The New Zealand Herald

‘State of grief’ after school

- Continued from A23

As Max Charles was leaving the building, he saw four dead students and one dead teacher. He said he was relieved when he finally found his mother. “I was happy that I was alive,” he said. “She was crying when she saw me.”

Noah Parness, 17, said he and the other students calmly went outside to their fire-drill areas when he suddenly heard popping sounds.

“We saw a bunch of teachers running down the stairway, and then everybody shifted and broke into a sprint,” Parness said. “I hopped a fence.”

Most of the fatalities were inside the building, though some victims were found fatally shot outside, the sheriff said.

Senator Bill Nelson told CNN that Cruz had pulled the fire alarm “so the kids would come pouring out of the classrooms into the hall”. “And there the carnage began,” said Nelson, who said he was briefed by the FBI.
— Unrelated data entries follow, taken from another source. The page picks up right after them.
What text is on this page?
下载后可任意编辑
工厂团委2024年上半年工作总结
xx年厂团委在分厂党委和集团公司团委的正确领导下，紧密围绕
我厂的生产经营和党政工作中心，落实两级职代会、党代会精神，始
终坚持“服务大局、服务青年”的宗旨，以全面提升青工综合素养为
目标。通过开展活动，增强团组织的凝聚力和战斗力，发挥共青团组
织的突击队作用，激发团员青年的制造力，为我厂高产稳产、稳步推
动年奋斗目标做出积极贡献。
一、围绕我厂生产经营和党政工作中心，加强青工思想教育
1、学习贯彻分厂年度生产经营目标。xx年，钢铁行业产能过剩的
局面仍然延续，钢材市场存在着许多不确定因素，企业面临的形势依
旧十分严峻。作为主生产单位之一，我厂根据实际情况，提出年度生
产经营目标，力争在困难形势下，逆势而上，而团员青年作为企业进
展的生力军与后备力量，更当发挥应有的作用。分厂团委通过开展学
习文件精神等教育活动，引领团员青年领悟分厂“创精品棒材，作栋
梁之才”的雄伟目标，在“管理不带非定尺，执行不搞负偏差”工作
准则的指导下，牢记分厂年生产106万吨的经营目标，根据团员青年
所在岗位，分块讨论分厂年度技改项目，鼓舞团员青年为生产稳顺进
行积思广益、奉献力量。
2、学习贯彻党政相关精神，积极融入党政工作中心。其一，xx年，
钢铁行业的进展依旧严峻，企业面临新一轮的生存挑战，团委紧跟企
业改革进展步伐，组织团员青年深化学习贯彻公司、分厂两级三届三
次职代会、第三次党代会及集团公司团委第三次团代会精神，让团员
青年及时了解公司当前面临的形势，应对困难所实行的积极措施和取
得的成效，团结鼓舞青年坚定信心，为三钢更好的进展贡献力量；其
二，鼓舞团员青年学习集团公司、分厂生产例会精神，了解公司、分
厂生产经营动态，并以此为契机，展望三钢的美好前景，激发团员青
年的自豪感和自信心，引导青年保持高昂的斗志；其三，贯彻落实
The scene was reminiscen­t of the Newtown attack, which shocked even a country numbed by the regularity of school shootings. The December 14, 2012, assault at Sandy Hook Elementary School killed 26 people: 20 first-graders and six staff members. The 20-year-old gunman, who also fatally shot his mother in her bed, then killed himself.

Not long after yesterday’s attack in Florida, Michael Nembhard was sitting in his garage on a cul-de-sac when he saw a young man in a burgundy shirt walking down the street. In an instant, a police cruiser pulled up and officers jumped out with guns drawn.

“All I heard was ‘Get on the ground! Get on the ground’!” Nembhard said. He said Cruz did as he was told.